Akane ingin membenci Saito. Akane mengatakan ini pada dirinya sendiri kalau dia membenci Saito. Tetapi pada akhirnya, Akane tidak bisa meyakinkan dirinya sendiri untuk pergi jauh-jauh. Dengan menikah dengan Saito, Akane belajar tentang kebaikan Saito, sentuhannya, sehingga membangkitkan kembali perasaan yang terkubur di dalam dirinya, dan dia tidak dapat menahannya lagi. Saito yang Akane temui saat pesta itu merupakan citra indah dari diri Saito yang Akane ciptakan, tetapi Saito yang selalu dia lawan di sekolah hanyalah sisi lain dari diri Saito. Saat ini, Akane tahu segala macam sisi yang tidak dia harapkan dari Saito.
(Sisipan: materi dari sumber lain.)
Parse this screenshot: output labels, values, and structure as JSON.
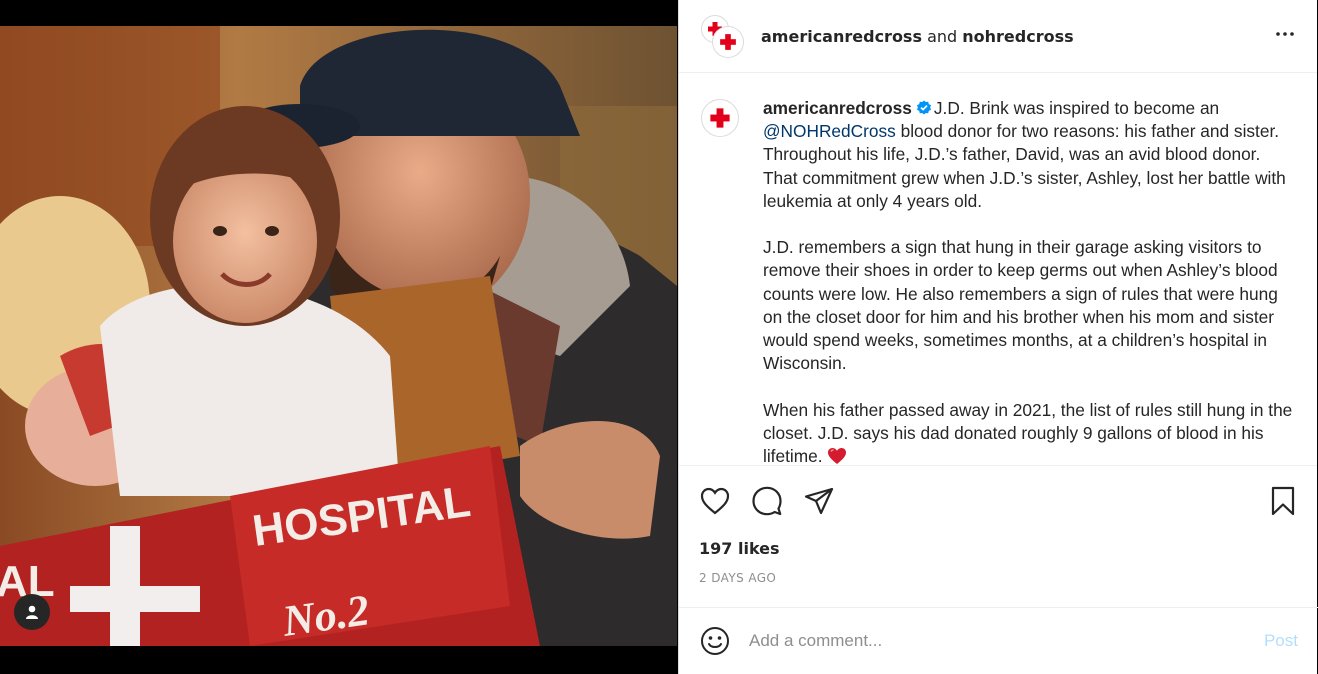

Saito jauh lebih bodoh dari yang awalnya diasumsikan Akane, jauh lebih dapat diandalkan daripada yang dia harapkan, selalu arogan tetapi juga perhatian, ceroboh tetapi juga teliti. Akane menikmati memasak untuk Saito dan melihat senyuman Saito saat Saito memujinya. Akane suka saat Saito berterima kasih padanya. Menonton film bersama, pergi berbelanja, dan tidur bersebelahan…bahkan hal-hal kecil ini menjadi bagian dari kehidupan mereka sehari-hari menjadi sesuatu yang Akane hargai. Mereka memang masih sering bertengkar, tetapi itu jauh lebih baik daripada diabaikan.

Saat ini, Akane sudah mengerti perasaannya terhadap Saito. Dan di saat yang sama, Akane tahu apa yang dia rasakan terhadap Himari. Menelan semua hal ini dan berpura-pura seakan mereka tidak pernah ada mungkin jauh lebih mudah bagi Akane. Itu akan memungkinkan buat Akane untuk terus terlibat dalam kehidupan sehari-hari yang belum pernah berubah ini. Namun, itu cuma pemikiran cetek. Di dalam dada Akane, badai masih mengamuk. Akane mesti mengakhiri semua ini dengan jelas.

"…Aku tidak bisa terus-terusan begini." Akane menyeka air matanya dan berdiri.